Protes UU Omnibus Law, Mulai Hari ini Dua Juta Buruh Mogok Kerja
Protes UU Omnibus Law, Mulai Hari ini Dua Juta Buruh Mogok Kerja

BusinessNews Indonesia – Dua juta buruh dikabarkan melakukan mogok kerja nasional mulai hari ini, Selasa (6/10/2020). Protes ini terjadi lantaran kemarin Dewan Perwakilan Rakyat (DPR) melalui paripurna mengesahkan Rancangan UU (RUU) Omnibus Law Cipta Kerja.

Presiden Konfederasi Serikat Pekerja Indonesia (KSPI) Said Iqbal menegaskan, mogok akan dilakukan dari 6 hingga 8 Oktober 2020.

“Mogok nasional ini dilakukan sesuai dengan UU Nomor 9 Tahun 1998 tentang Kemerdekaan Menyampaikan Pendapat di Muka Umum dan UU Nomor 21 Tahun 2000 khususnya Pasal 4 yang menyebutkan, fungsi serikat pekerja salah satunya adalah merencanakan dan melaksanakan pemogokan,” ujar Said Iqbal, dalam keterangan resmi.

“Selain itu, dasar hukum mogok nasional yang akan kami lakukan adalah UU No 39 Tahun 1999 tentang HAM dan UU No 12 tahun 2005 tentang Pengesahan Kovenan Internasional tentang Hak-Hak Sipil dan Politik,” imbuhnya.

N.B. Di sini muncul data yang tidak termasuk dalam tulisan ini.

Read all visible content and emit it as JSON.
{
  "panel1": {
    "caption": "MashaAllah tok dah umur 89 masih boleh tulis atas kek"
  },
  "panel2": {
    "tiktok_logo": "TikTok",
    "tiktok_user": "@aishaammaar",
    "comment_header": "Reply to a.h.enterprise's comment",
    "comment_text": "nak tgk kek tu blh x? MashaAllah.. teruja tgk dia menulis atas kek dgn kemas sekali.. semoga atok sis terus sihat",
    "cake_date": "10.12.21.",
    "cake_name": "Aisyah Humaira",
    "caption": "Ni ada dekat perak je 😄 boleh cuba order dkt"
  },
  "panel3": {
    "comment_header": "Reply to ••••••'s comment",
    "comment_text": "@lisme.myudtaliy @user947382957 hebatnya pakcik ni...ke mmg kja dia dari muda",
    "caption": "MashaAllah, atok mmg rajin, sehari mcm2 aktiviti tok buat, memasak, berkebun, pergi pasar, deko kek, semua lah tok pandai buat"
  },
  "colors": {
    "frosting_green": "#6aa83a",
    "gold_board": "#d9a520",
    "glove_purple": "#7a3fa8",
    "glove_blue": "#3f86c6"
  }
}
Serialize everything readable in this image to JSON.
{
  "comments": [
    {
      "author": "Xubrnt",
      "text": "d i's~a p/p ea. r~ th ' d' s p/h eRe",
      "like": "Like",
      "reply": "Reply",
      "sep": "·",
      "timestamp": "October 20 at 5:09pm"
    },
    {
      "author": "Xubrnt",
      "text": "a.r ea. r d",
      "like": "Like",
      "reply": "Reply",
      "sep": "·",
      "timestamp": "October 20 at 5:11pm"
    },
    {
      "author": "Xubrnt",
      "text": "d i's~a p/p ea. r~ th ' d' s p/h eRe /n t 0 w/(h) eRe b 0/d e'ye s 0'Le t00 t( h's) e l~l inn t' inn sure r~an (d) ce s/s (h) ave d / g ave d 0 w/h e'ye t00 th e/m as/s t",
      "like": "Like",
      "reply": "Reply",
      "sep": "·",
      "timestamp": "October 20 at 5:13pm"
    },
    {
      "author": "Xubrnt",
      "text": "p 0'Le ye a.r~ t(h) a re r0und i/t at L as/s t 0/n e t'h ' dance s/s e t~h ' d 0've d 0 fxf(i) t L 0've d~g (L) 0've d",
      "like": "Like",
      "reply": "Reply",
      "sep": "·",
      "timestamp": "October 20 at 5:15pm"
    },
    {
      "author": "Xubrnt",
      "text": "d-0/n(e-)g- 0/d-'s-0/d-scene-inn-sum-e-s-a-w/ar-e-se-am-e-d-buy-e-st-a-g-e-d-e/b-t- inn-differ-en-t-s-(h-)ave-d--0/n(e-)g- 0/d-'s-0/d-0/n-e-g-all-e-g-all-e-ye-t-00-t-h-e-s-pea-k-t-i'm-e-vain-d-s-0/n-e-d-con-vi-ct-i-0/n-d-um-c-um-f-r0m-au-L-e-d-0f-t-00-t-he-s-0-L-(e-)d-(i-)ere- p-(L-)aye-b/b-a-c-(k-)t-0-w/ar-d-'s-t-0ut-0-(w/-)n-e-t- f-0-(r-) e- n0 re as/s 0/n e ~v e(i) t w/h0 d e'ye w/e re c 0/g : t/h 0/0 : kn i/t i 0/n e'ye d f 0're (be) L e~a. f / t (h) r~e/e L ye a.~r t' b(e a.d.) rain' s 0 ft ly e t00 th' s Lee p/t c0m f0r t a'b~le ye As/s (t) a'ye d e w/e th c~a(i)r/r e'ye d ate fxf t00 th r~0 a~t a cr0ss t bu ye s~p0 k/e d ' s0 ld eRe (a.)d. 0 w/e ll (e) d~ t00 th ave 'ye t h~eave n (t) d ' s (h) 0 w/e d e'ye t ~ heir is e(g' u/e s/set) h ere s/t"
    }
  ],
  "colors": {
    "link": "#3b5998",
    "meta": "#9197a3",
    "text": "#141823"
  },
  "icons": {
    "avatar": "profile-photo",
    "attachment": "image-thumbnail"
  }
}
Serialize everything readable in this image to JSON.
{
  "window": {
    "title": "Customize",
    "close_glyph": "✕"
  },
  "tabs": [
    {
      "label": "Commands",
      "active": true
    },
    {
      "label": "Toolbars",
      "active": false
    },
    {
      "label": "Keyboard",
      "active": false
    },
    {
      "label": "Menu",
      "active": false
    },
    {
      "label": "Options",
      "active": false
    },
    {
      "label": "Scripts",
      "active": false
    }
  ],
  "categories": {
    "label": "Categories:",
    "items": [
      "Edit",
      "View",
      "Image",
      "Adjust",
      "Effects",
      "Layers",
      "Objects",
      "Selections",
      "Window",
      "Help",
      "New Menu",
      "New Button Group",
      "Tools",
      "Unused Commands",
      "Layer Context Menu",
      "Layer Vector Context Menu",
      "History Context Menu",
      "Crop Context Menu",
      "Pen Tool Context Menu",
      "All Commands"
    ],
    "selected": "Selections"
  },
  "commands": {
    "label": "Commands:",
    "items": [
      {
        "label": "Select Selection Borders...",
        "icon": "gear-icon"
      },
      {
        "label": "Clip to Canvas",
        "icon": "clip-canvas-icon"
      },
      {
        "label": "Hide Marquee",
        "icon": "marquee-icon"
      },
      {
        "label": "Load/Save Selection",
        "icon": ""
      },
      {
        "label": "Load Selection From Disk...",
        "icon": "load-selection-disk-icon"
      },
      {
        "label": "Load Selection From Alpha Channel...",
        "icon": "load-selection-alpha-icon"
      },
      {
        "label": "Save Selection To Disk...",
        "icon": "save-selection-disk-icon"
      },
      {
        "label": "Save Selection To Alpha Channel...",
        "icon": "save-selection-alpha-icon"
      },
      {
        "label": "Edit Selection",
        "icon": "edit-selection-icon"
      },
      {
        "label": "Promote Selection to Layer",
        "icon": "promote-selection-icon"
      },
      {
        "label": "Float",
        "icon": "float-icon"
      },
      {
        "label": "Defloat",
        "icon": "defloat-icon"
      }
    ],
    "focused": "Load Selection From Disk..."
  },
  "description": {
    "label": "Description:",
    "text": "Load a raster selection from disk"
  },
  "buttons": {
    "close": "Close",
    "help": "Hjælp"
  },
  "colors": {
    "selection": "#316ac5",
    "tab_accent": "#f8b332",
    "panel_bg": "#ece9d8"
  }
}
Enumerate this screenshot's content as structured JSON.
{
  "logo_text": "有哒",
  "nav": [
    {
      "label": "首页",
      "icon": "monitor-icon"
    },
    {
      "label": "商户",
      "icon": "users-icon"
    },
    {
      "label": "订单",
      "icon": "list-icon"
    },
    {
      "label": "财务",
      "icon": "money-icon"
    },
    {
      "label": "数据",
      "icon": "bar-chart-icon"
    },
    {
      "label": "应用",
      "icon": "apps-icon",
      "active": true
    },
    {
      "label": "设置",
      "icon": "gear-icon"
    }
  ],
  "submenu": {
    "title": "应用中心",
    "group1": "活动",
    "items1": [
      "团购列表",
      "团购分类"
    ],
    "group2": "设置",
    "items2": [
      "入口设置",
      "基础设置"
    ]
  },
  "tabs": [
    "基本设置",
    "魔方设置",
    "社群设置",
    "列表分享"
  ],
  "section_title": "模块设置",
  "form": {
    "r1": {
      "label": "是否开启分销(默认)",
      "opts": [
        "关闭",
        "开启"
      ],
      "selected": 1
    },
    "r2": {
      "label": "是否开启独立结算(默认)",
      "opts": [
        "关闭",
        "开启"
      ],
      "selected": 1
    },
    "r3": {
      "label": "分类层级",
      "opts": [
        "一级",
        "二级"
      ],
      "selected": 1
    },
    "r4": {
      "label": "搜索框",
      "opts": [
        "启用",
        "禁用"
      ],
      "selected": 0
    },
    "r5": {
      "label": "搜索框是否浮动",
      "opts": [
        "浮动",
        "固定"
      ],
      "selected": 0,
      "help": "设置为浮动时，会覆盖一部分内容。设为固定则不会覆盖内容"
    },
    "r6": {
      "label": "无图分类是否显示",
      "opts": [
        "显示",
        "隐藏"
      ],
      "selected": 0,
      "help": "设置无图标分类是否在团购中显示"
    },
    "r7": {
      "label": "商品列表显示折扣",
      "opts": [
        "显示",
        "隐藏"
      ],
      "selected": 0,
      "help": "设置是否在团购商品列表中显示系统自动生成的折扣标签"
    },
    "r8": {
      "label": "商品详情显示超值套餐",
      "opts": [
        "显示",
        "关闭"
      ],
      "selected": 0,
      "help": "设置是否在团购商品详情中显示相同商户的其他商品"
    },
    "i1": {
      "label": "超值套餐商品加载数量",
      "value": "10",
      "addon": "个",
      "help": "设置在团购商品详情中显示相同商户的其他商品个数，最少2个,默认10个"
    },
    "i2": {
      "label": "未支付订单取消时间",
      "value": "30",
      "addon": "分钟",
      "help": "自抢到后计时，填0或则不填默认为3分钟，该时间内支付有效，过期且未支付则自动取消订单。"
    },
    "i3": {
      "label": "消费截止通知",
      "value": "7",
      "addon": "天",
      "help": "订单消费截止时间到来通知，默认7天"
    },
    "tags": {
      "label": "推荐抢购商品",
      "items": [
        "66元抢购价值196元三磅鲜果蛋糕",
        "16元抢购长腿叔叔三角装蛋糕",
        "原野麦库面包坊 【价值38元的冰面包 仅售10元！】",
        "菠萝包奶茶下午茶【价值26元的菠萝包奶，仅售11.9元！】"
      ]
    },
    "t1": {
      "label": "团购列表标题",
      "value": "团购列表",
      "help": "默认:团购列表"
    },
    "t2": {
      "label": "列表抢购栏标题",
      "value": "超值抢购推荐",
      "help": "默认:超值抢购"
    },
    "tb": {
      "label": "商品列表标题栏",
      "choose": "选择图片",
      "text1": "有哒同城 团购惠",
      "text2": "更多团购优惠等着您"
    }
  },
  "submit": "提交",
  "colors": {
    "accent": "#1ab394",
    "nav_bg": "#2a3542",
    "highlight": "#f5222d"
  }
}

Demo ini diikuti buruh dari sejumlah sektor industri seperti kimia, energi, pertambangan, tekstil, garmen, sepatu, otomotif dan komponen, hingga elektronik dan komponen. Selain itu dari berbagai sektor juga seperti industri besi dan baja, farmasi dan kesehatan, percetakan dan penerbitan, industri pariwisata, industri semen, telekomunikasi, pekerja transportasi, pekerja pelabuhan, logistik, perbankan, dan lain-lain.

Said Iqbal menyebut, mogok kerja nasional ini diikuti oleh berbagai buruh yang tersebar di seluruh Indonesia.

“Jadi provinsi-provinsi yang akan melakukan mogok nasional adalah Jawa Barat, Jakarta, Banten, Jogjakarta, Jawa Tengah, Jawa Timur, Aceh, Sumatera Utara, Sumatera Selatan, Kepulauan Riau, Sumatera Barat, Bengkulu, Riau, Lampung, NTB, Maluku, Kalimantan Selatan, Kalimantan Tengah, Kalimantan Timur, Sulawesi Selatan, Sulawesi Utara, Gorontalo, Sulawesi Tenggara, Papua, dan Papua Barat,” ujarnya.

Meski sempat beredar surat pembatalan mogok kerja, Konfederasi Serikat Pekerja Indonesia justru menyangkal berita itu.

“Kami sampaikan, bahwa surat tersebut adalah hoax. Tidak benar. Sikap KSPI tidak berubah. Tetap melakukan mogok nasional, sebagai bentuk protes terhadap disahkannya Omnibus Law Cipta Kerja,” kata Ketua Departemen Komunikasi dan Media KSPI Kahar S. Cahyono, dalam keterangannya

“Menurut KSPI, ini adalah upaya untuk melemahkan aksi penolakan omnibus law. Kami juga menghimbau kepada buruh Indonesia dan elemen masyarakat yang lain untuk mengabaikan surat tersebut,” imbuhnya. (Ed.ZA/businesss/cnbc)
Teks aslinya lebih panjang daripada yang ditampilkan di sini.